THE Ombudsman and NSW Family and Community Services are among agencies forced to find money within their budgets for work to help the royal commission because the state government has not provided any extra resources.
They have been told to find their own funds until at least next year, a measure Labor said contradicted the point of the commission.
Documents tabled to NSW Parliament show the Department of Family and Community Services, already under pressure to find millions in savings and meet the government’s labour expense cap while providing vital child protection and other services, has reallocated $5million a year to work related to the national Royal Commission into Institutional Responses to Child Sexual Abuse.
The provision is listed under the heading ‘‘Internal budget pressures’’, on a paper that went before the department’s executive committee in late July and discussed difficulties finding savings to meet government targets.
But the state government has told departments and agencies to manage within their budgets the demands from at least the first six months of the royal commission.
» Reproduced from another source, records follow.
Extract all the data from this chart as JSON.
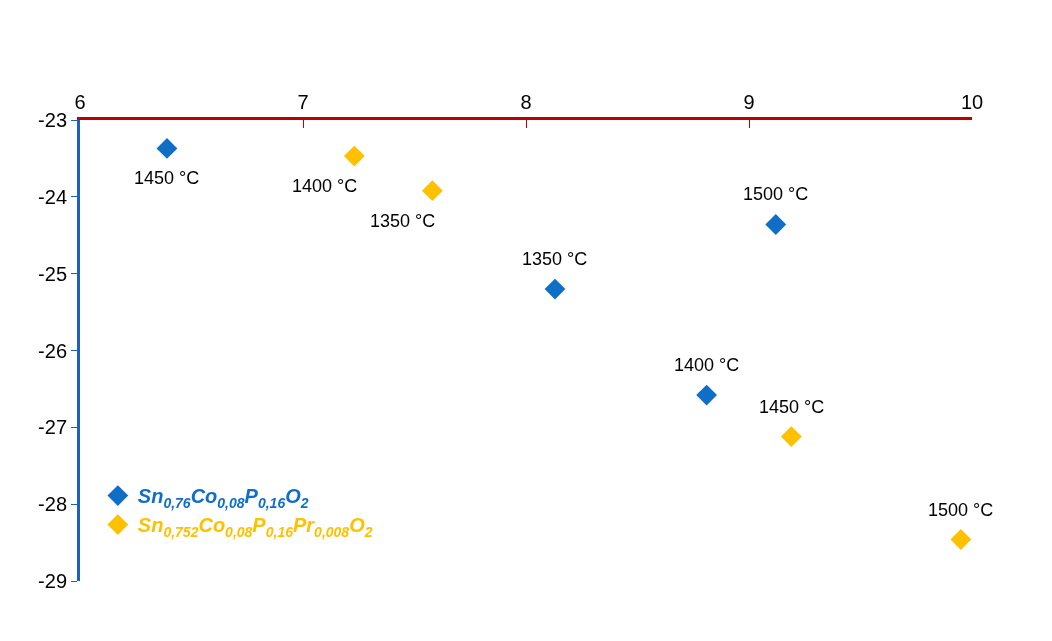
{
  "chart_data": {
    "type": "scatter",
    "marker": "diamond",
    "legend": "bottom left",
    "xlim": [
      6,
      10
    ],
    "xticks": [
      6,
      7,
      8,
      9,
      10
    ],
    "ylim": [
      -29,
      -23
    ],
    "yticks": [
      -29,
      -28,
      -27,
      -26,
      -25,
      -24,
      -23
    ],
    "series": [
      {
        "name": "Sn$_{0,76}$Co$_{0,08}$P$_{0,16}$O$_{2}$",
        "color": "#0f6fc6",
        "x": [
          6.39,
          8.13,
          8.81,
          9.12
        ],
        "values": [
          -23.37,
          -25.2,
          -26.58,
          -24.36
        ]
      },
      {
        "name": "Sn$_{0,752}$Co$_{0,08}$P$_{0,16}$Pr$_{0,008}$O$_{2}$",
        "color": "#ffc000",
        "x": [
          7.23,
          7.58,
          9.19,
          9.95
        ],
        "values": [
          -23.47,
          -23.92,
          -27.12,
          -28.46
        ]
      }
    ],
    "annotations": [
      {
        "text": "1450 °C",
        "x": 6.39,
        "y": -23.37
      },
      {
        "text": "1350 °C",
        "x": 8.13,
        "y": -25.2
      },
      {
        "text": "1400 °C",
        "x": 8.81,
        "y": -26.58
      },
      {
        "text": "1500 °C",
        "x": 9.12,
        "y": -24.36
      },
      {
        "text": "1400 °C",
        "x": 7.23,
        "y": -23.47
      },
      {
        "text": "1350 °C",
        "x": 7.58,
        "y": -23.92
      },
      {
        "text": "1450 °C",
        "x": 9.19,
        "y": -27.12
      },
      {
        "text": "1500 °C",
        "x": 9.95,
        "y": -28.46
      }
    ]
  }
}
An inter-agency committee, headed by the Department of Premier and Cabinet, has been established to oversee the NSW response and associated resource requirements, a government spokesman said.
It was monitoring resource needs and would provide advice to the government early next year on how resourcing should be managed for the rest of the commission’s term, the spokesman said.
The royal commission, announced late last year, is expected to run for several years.
A spokesman for the NSW Ombudsman said the commission had already created a ‘‘substantial amount of work for the staff in our employment related child protection and community services areas, as well as other staff from across the office’’.
It is the only Ombudsman office in the country with an oversight role for employment-related child protection measures, and is also required to review the deaths of certain children on top of broader community and disability services responsibilities.
‘‘This will mean that much of our work will be of relevance and interest to the royal commission,’’ the spokesman said.
‘‘We are a comparatively small office, and as such responding to the commission will involve some resourcing challenges.’’
A spokesman for Family and Community Services minister Pru Goward, criticised for the number of vacant child protection caseworker positions within her department, confirmed $5million had been set aside per year ‘‘over the coming years’’.
The funds had been ‘‘reprioritised’’, although not diverted from frontline services, he said.
But Labor leader John Robertson said making the department help cover state costs undermined the point of the commission.
It was forcing the department responsible for child protection to make budget cuts to cover the costs.